On 12/12/08 20:11, Andrei Pelinescu-Onciul wrote:
On Dec 12, 2008 at 17:23, Daniel-Constantin Mierla miconda@gmail.com wrote:
On 12/12/08 16:43, Andrei Pelinescu-Onciul wrote:
It brings less performance then the operators changes, but it will allow for detecting a lot more errors at start-up rather then at runtime (which IMHO is a huge advantage).
we should be careful and not get into extremes here. Performance shall not ignore the complexity added in writing config -- ending to write the config in C-like language should be avoided. While here are developers, those using/administrating sip servers might be far from this background. Easiness in understanding the config language and writing the scripts by non-devels is very important to make it spread faster in the market.
We are not talking about extremes, we are talking about making it more perl like (which is a very common scripting language).
For operators, buying another server for one time 1-2k bucks is cheaper than one full time developer that sits to optimize month by month.
People would only need to use '.' for string and '+' for ints, they don't need to do any optimization. The optimization will be done automatically for them (already a lot of things are optimized), so I fail to see your point.
Just to be sure there is no misunderstanding, by operators I meant "sip/voip service operators". It is harder to get skilled personnel than buying hardware, sip/voip is an area that lacks of good specialists, adding more on top of that could turn against.
Although I agree with you in most of the aspects and like strict checking (hehhh, C developer habits), I wanted to play devil's advocate, not to fall in our own trap. I was one those pushing the config language for flexibility, rather than embedding specific functionalities behind some c-coded functions and make configuration easier.
However, today's complexity of the config language is well-known to be heavy to digest for new comers. I admit, it is a trade off, but we need to take in consideration the target users (voip sysadmins), where still many have telco background rather than computer science.

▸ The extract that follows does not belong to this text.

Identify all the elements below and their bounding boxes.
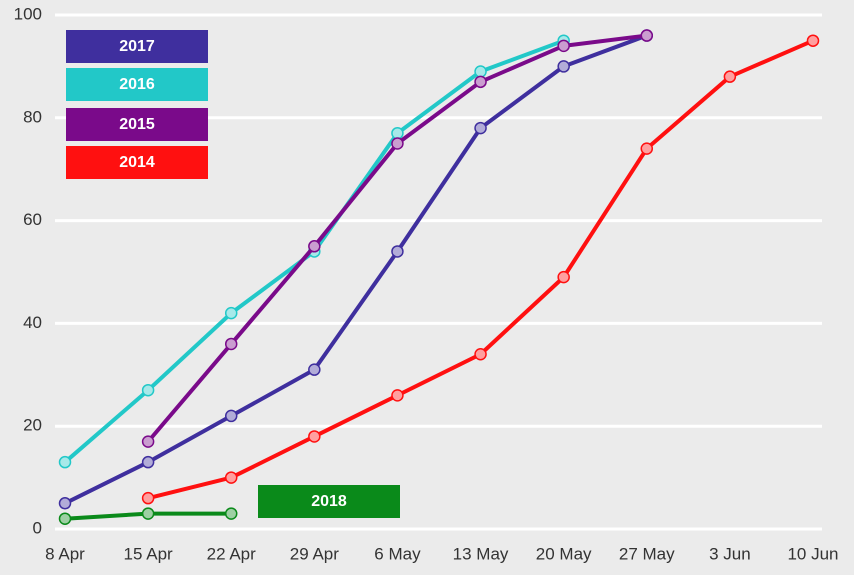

In my opinion we should not aim to build a scripting language which is easier then basic perl, especially since for us performance is much more critical. I also fail to see the great concern about the extra complexity a new operator would introduce.

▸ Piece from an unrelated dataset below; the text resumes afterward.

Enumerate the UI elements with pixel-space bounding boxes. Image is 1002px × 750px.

My comments were related to the general topic, perhaps the text I left in the message and commented by me got out of the context and didn't suggest it properly. Actually, in this particular case, I was thinking at types for variables, might be a bit too much for now...
As a matter of fact, I am in favor of "." for string concatenation, then will be clear delimitation what are the string and arithmetic operators (well, it is only one for strings). It will remove the ambiguity in some cases: $x . $y $x + $y
There are (pseudo-)variables that can return string and int at same time (e.g., port).
Mope my comments are more clear now!
Cheers, Daniel
Any error will be reported immediately and could be self explaining (like: wrong operator for string, try '.').
Moreover as I already said this is not only about performance, is about proper error checking before startup. I don't think anybody wants to find bugs in his script in production, because he forgot that some avp had int type and he tried to add it to a string... Right now this script bug cannot be found. With the proposed changes it would be reported immediately (sr -cf config will catch it, and also sr will refuse to start if such an error is found).
If that's about compatibility with existing scripts, then let's leave '+' for the next version and add '.' in parallel and at some future time we'll obsolete '+' usage for strings. The typed vars are for the future anyway.